These days, food rescue organizations provide a solution to upcycle food by directly connecting grocery stores, produce wholesalers and farms to local meal programs and social service entities serving those in need. "Rescued" perishable food is distributed daily and used immediately by soup kitchens, homeless shelters, food pantries, senior centers and other organizations, thereby providing much-needed healthy meals for food-insecure families and individuals.

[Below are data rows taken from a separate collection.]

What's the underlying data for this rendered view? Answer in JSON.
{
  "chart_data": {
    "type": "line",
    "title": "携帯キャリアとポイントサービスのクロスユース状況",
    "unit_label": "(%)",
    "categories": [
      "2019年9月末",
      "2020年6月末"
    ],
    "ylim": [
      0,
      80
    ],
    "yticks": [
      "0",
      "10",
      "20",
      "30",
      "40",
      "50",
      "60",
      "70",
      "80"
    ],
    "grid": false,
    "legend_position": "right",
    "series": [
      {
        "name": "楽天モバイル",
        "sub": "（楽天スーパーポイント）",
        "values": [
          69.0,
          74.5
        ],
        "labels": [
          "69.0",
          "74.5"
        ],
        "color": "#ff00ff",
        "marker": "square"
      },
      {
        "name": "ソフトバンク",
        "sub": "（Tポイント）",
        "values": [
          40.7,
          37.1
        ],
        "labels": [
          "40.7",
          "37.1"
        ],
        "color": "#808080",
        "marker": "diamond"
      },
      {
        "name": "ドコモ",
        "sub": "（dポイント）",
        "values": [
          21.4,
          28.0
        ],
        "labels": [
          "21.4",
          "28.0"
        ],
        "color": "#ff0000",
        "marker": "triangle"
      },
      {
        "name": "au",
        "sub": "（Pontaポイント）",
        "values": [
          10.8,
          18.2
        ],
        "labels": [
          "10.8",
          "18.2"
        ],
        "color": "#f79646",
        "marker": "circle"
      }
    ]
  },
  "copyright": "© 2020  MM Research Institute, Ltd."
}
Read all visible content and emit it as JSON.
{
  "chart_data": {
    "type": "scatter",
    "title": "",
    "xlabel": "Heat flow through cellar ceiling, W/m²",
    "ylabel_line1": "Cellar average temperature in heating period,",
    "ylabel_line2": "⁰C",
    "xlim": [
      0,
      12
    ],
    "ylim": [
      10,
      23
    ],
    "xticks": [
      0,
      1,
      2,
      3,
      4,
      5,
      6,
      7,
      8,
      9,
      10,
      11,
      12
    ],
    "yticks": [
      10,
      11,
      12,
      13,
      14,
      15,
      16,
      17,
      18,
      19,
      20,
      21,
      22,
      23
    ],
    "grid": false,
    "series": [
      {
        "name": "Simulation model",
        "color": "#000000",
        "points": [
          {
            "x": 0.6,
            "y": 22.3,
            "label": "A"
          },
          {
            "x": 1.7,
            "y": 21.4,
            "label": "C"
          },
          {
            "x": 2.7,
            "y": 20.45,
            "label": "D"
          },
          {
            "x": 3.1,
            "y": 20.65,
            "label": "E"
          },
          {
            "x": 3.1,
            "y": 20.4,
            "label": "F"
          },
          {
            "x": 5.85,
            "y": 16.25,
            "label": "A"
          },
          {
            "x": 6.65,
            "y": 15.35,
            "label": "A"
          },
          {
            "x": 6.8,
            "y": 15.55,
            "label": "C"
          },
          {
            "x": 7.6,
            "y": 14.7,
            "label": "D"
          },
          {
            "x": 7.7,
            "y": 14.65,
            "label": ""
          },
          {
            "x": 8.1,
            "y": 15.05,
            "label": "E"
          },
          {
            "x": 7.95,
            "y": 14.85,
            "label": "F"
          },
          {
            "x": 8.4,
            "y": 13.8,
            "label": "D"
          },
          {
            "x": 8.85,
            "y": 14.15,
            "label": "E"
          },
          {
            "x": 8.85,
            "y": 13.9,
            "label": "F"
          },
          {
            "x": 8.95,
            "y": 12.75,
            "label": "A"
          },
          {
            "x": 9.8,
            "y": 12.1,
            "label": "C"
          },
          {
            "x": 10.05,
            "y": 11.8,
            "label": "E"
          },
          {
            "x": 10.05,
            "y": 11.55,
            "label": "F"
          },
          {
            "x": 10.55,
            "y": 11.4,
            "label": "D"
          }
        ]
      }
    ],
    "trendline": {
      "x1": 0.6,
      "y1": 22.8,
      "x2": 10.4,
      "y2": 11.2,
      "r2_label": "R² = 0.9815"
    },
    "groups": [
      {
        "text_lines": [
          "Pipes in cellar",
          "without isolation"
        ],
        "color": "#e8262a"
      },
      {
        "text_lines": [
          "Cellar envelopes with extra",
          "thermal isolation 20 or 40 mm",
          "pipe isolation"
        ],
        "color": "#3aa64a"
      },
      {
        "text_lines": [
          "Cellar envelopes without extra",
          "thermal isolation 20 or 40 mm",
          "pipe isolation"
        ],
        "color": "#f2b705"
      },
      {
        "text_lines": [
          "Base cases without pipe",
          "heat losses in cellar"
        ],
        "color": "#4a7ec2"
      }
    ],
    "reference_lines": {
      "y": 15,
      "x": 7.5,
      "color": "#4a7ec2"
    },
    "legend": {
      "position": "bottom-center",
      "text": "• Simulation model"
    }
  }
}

There's no liability risk to grocers. In 1996, President Bill Clinton signed the Bill Emerson Good Samaritan Act to encourage donation of food and grocery products to nonprofit organizations for distribution to individuals in need. The law provides businesses with protection from liability when food donations are made to a nonprofit organization, including protection from civil and criminal liability should the product donated in good faith later cause harm to the recipient.
Bottom-line Impact
Establishing a food rescue program opens grocers up to numerous cost-savings initiatives. By allowing fewer products to end up in Dumpsters and compost bins, businesses can see a reduction in waste removal fees. By keeping a ton or more of waste out of local landfills each week, grocers can save upwards of $200 regularly on disposal fees, netting thousands in savings each year.

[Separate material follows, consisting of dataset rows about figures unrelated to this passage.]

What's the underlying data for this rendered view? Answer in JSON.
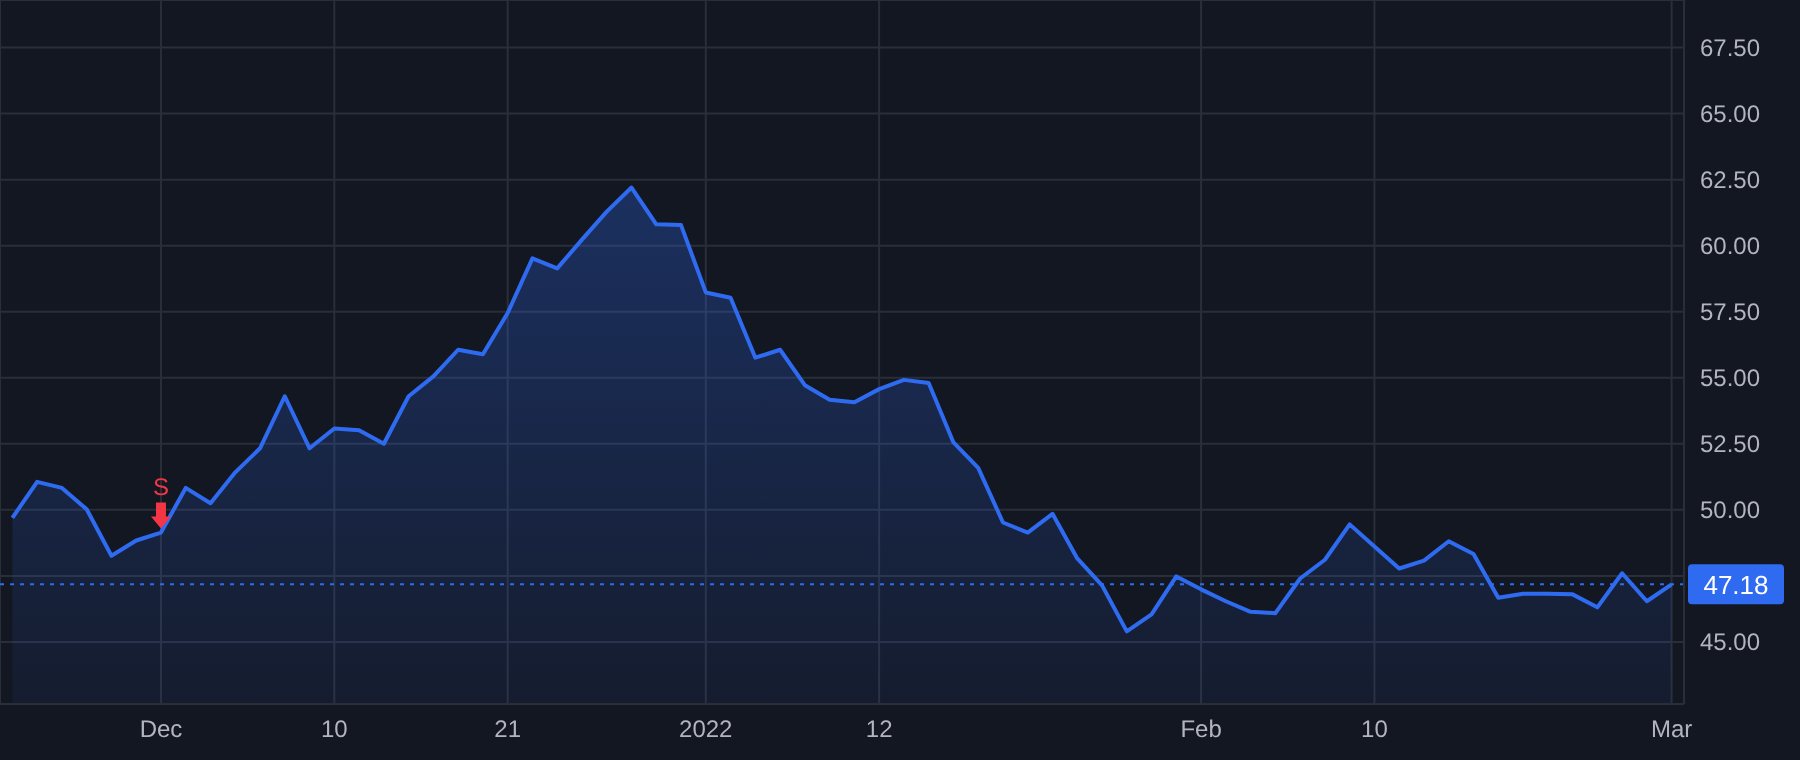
{
  "chart_data": {
    "type": "area",
    "categories": [
      null,
      null,
      null,
      null,
      null,
      null,
      "Dec",
      null,
      null,
      null,
      null,
      null,
      null,
      "10",
      null,
      null,
      null,
      null,
      null,
      null,
      "21",
      null,
      null,
      null,
      null,
      null,
      null,
      null,
      "2022",
      null,
      null,
      null,
      null,
      null,
      null,
      "12",
      null,
      null,
      null,
      null,
      null,
      null,
      null,
      null,
      null,
      null,
      null,
      null,
      "Feb",
      null,
      null,
      null,
      null,
      null,
      null,
      "10",
      null,
      null,
      null,
      null,
      null,
      null,
      null,
      null,
      null,
      null,
      null,
      "Mar"
    ],
    "series": [
      {
        "color": "#2f6bf0",
        "values": [
          49.7,
          51.06,
          50.83,
          50.02,
          48.26,
          48.84,
          49.14,
          50.83,
          50.25,
          51.42,
          52.33,
          54.3,
          52.33,
          53.08,
          53.01,
          52.5,
          54.3,
          55.05,
          56.06,
          55.89,
          57.45,
          59.52,
          59.14,
          60.23,
          61.29,
          62.2,
          60.81,
          60.78,
          58.23,
          58.03,
          55.76,
          56.06,
          54.72,
          54.17,
          54.07,
          54.57,
          54.92,
          54.8,
          52.55,
          51.59,
          49.52,
          49.14,
          49.85,
          48.16,
          47.14,
          45.4,
          46.04,
          47.48,
          46.99,
          46.54,
          46.14,
          46.09,
          47.4,
          48.11,
          49.45,
          48.61,
          47.78,
          48.08,
          48.81,
          48.33,
          46.67,
          46.82,
          46.82,
          46.8,
          46.31,
          47.6,
          46.54,
          47.18
        ]
      }
    ],
    "ylim": [
      42.65,
      69.3
    ],
    "yticks": [
      {
        "value": 45,
        "label": "45.00"
      },
      {
        "value": 47.5,
        "label": null
      },
      {
        "value": 50,
        "label": "50.00"
      },
      {
        "value": 52.5,
        "label": "52.50"
      },
      {
        "value": 55,
        "label": "55.00"
      },
      {
        "value": 57.5,
        "label": "57.50"
      },
      {
        "value": 60,
        "label": "60.00"
      },
      {
        "value": 62.5,
        "label": "62.50"
      },
      {
        "value": 65,
        "label": "65.00"
      },
      {
        "value": 67.5,
        "label": "67.50"
      }
    ],
    "grid": true,
    "legend": false,
    "ref_lines": [
      {
        "axis": "y",
        "value": 47.18,
        "label": "47.18",
        "color": "#2f6bf0",
        "line_style": "dotted"
      }
    ],
    "annotations": [
      {
        "text": "S",
        "x": "Dec",
        "y": 49.14
      }
    ]
  }
}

Businesses are also eligible for enhanced federal tax deductions when the product is donated to a qualified nonprofit. For example, IRS Revenue Code 170(e)(3) allows qualified business taxpayers to deduct the cost to produce the rescued food, and half the difference between the cost and full market value of it.
Boosting Sustainability
Beyond the bottom line, food rescue can play a valuable role in increasing a retailer's sustainability efforts. The environmental impact of food waste is enormous:
- $750 million is spent each year in the United States to incinerate and dispose of unwanted food.

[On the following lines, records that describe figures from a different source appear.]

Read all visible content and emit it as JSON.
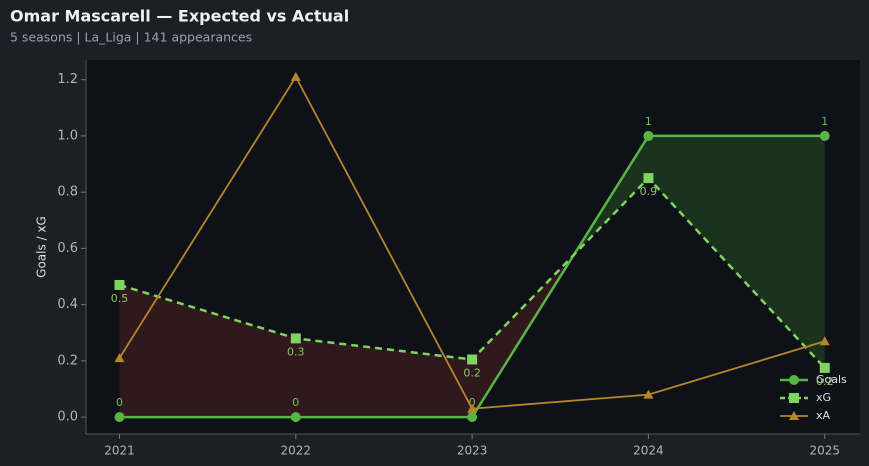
{
  "chart_data": {
    "type": "line",
    "title": "Omar Mascarell — Expected vs Actual",
    "subtitle": "5 seasons | La_Liga | 141 appearances",
    "y_label": "Goals / xG",
    "x": [
      2021,
      2022,
      2023,
      2024,
      2025
    ],
    "xlim": [
      2020.81,
      2025.2
    ],
    "xticks": [
      2021,
      2022,
      2023,
      2024,
      2025
    ],
    "ylim": [
      -0.06,
      1.27
    ],
    "yticks": [
      0.0,
      0.2,
      0.4,
      0.6,
      0.8,
      1.0,
      1.2
    ],
    "legend": "lower right",
    "series": [
      {
        "name": "Goals",
        "color": "#58b544",
        "values": [
          0,
          0,
          0,
          1,
          1
        ]
      },
      {
        "name": "xG",
        "color": "#7fd35f",
        "values": [
          0.47,
          0.28,
          0.205,
          0.85,
          0.175
        ],
        "value_labels": [
          "0.5",
          "0.3",
          "0.2",
          "0.9",
          "0.2"
        ]
      },
      {
        "name": "xA",
        "color": "#b5852a",
        "values": [
          0.21,
          1.21,
          0.03,
          0.08,
          0.27
        ]
      }
    ]
  }
}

- 300 million barrels of oil and one-quarter of total freshwater are used each year to produce food that's ultimately wasted.
- Decomposing food in landfills emits methane, a gas that has effect on global climate change that’s nearly 25 times more potent than that of carbon dioxide.
By keeping food out of the waste stream, businesses can ensure that the resources put into growing and transporting food aren't wasted. Furthermore, a well-organized and -executed food rescue program showcases a grocer's commitment to reducing its environmental footprint while broadening access to healthier food options in the local community it serves.
Food Rescue in Action
In 2013, Lovin' Spoonfuls, a greater Boston-based food rescue organization, began a partnership with Scarborough, Maine-based Hannaford Supermarkets, adding collections at two of the Delhaize America chain's locations in Waltham and Norwood, Mass. To date, more than 200,000 pounds of fresh, healthy food have been saved from these stores. The 100-plus tons of product diverted from landfills means that tens of thousands of people were given access to better food options, and 380 tons of greenhouse gases weren't emitted.
The food rescue solution was carefully crafted by Lovin' Spoonfuls and designed specifically to meet Hannaford's business, needs, and schedule. The organization provided training and resources to Hannaford's teams as they worked to roll out a modern donation system, and to ensure that the business is maximizing its impact.
A 2014 report by the nonprofit Manomet Center for Conservation Sciences, in Manomet, Mass., found that Hannaford saved more than $15 million annually by implementing sustainability practices (including food rescue), while also diverting 125 million pounds of waste from landfills and keeping more than 430 million pounds of greenhouse gases from being emitted.
Triple Bottom-line Solutions
A partnership between a food retailer and a food rescue organization offers a powerful impact at every level. Together, you're feeding thousands of people in the communities where you live, promoting healthy eating habits for those who don't have ready access, simplifying sustainability for producers and retailers and lowering costs.